Ölümsüzleştiği tarih: 31 Temmuz 1994
“Önümüz kış, kardelen çiçeği gibi olabilmek gerekli. Onursuz bir yaşam yerine onurlu bir ölüm çok daha güzeldirl Geleceğe bir resim, bir fotoğraf, bir yazı ile ulaşamayız! Geleceğe bir yürekle ulaşılır! Böyle bir dünyada yaşamanın anlamı nedir sence! Hiç görmediğin insanlar için bile ölebilmektir gerektiğinde…” (Fethi Özdemir)
1967 Dersim Pertek doğumlu olan Fethi Özdemir (Selim) 1992 yılının Ağustos ayında TİKKO’ya katılmıştır. Cumhuriyet Üniversitesi İnşaat Bölümü ikinci sınıf öğrencisi iken “önümüz kış, kardelen çiçeği gibi olabilmek gerek” mısralarını arkasında bırakarak gerilla yaşamını seçen Fethi Özdemir, devrimciliği boş vakitlerde yapılan bir uğraş olarak değil, bir yaşam tarzı olarak algılıyor ve öyle yaşıyordu. Sanatsal yanı da oldukça gelişkin olan Fethi Özdemir, dış düşmana yöneldiği kadar iç düşmana karşı da mücadeleyi önemsemiş ve eleştiri özeleştiri toplantılarında “bütün burjuva karargahları bombalayın” şiarını haykırmıştır. Kaleme aldığı yazılarında da Parti sorunları ile ilgili yapılması gerekenleri ortaya koymuştur. Genelde parti içinde özelde ise TİKKO içinde proleter kültür ve sanatın önemini gören Komutan Selim, “Gerillanın Sesi” adlı gazetenin çıkarılmasını da organize etmiştir. TKP/ML üyesi ve TİKKO Komutanlarından olan Fethi Özdemir çalışkanlığı, üretkenliği ile örnek olmuştur.

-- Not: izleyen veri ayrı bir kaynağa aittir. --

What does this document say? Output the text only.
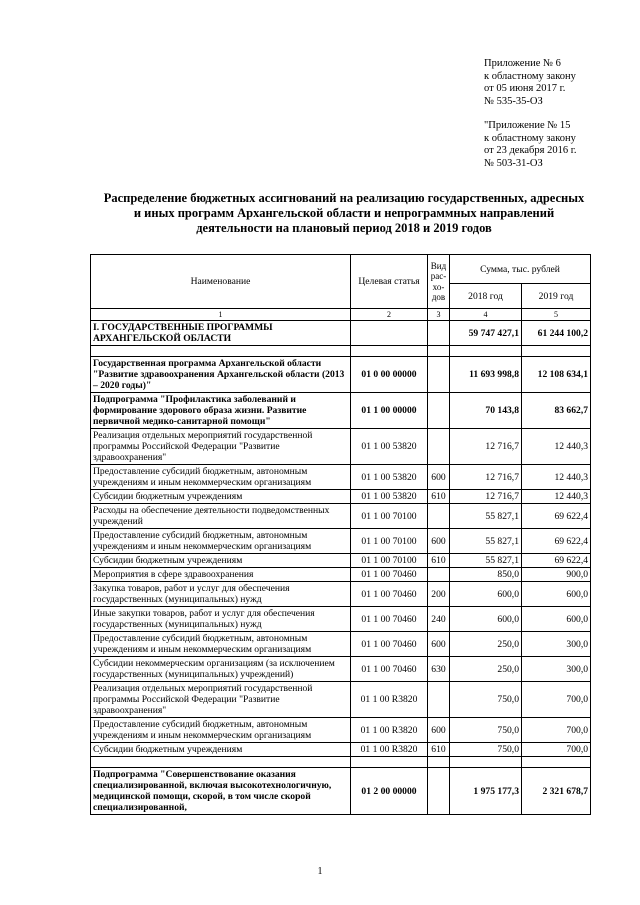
Приложение № 6

к областному закону

от 05 июня 2017 г.

№ 535-35-ОЗ

"Приложение № 15

к областному закону

от 23 декабря 2016 г.

№ 503-31-ОЗ

Распределение бюджетных ассигнований на реализацию государственных, адресных

и иных программ Архангельской области и непрограммных направлений

деятельности на плановый период 2018 и 2019 годов

Наименование	Целевая статья	Вид рас-хо-дов	Сумма, тыс. рублей	
			2018 год	2019 год
1	2	3	4	5
I. ГОСУДАРСТВЕННЫЕ ПРОГРАММЫ АРХАНГЕЛЬСКОЙ ОБЛАСТИ			59 747 427,1	61 244 100,2

Государственная программа Архангельской области "Развитие здравоохранения Архангельской области (2013 – 2020 годы)"	01 0 00 00000		11 693 998,8	12 108 634,1
Подпрограмма "Профилактика заболеваний и формирование здорового образа жизни. Развитие первичной медико-санитарной помощи"	01 1 00 00000		70 143,8	83 662,7
Реализация отдельных мероприятий государственной программы Российской Федерации "Развитие здравоохранения"	01 1 00 53820		12 716,7	12 440,3
Предоставление субсидий бюджетным, автономным учреждениям и иным некоммерческим организациям	01 1 00 53820	600	12 716,7	12 440,3
Субсидии бюджетным учреждениям	01 1 00 53820	610	12 716,7	12 440,3
Расходы на обеспечение деятельности подведомственных учреждений	01 1 00 70100		55 827,1	69 622,4
Предоставление субсидий бюджетным, автономным учреждениям и иным некоммерческим организациям	01 1 00 70100	600	55 827,1	69 622,4
Субсидии бюджетным учреждениям	01 1 00 70100	610	55 827,1	69 622,4
Мероприятия в сфере здравоохранения	01 1 00 70460		850,0	900,0
Закупка товаров, работ и услуг для обеспечения государственных (муниципальных) нужд	01 1 00 70460	200	600,0	600,0
Иные закупки товаров, работ и услуг для обеспечения государственных (муниципальных) нужд	01 1 00 70460	240	600,0	600,0
Предоставление субсидий бюджетным, автономным учреждениям и иным некоммерческим организациям	01 1 00 70460	600	250,0	300,0
Субсидии некоммерческим организациям (за исключением государственных (муниципальных) учреждений)	01 1 00 70460	630	250,0	300,0
Реализация отдельных мероприятий государственной программы Российской Федерации "Развитие здравоохранения"	01 1 00 R3820		750,0	700,0
Предоставление субсидий бюджетным, автономным учреждениям и иным некоммерческим организациям	01 1 00 R3820	600	750,0	700,0
Субсидии бюджетным учреждениям	01 1 00 R3820	610	750,0	700,0

Подпрограмма "Совершенствование оказания специализированной, включая высокотехнологичную, медицинской помощи, скорой, в том числе скорой специализированной,	01 2 00 00000		1 975 177,3	2 321 678,7
1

ERZİNCAN KILIÇKAYA ŞEHİTLERİ
31 Temmuz 1994 günü özel bir görev için gittikleri Erzincan ili Kılıçkaya (Sürbahar) köyü yakınlarında bir gerilla grubu düşmanın saldırısına uğradı. Partizanlarla göğüs göğüse çarpışmayı göze alamayan faşist TC güçleri kilometrelerce uzaktan teknolojinin gücüne dayanarak top mermileri yağdırmayı tercih ediyordu. Bu çatışma da buna bir örnektir. Gerillalar köy yakınlarında patlama sesleri ile düşmanın saldırısını fark ederler. Top mermileri partizanların etrafına yağmur gibi yağmaya başlar. Çatışma sonucunda Siyasi Komiser ve Komutanlık görevini yapan Selim (Fethi Özdemir) ve TİKKO savaşçı İsyan (Özlem Sürgeç) ölümsüzleşir.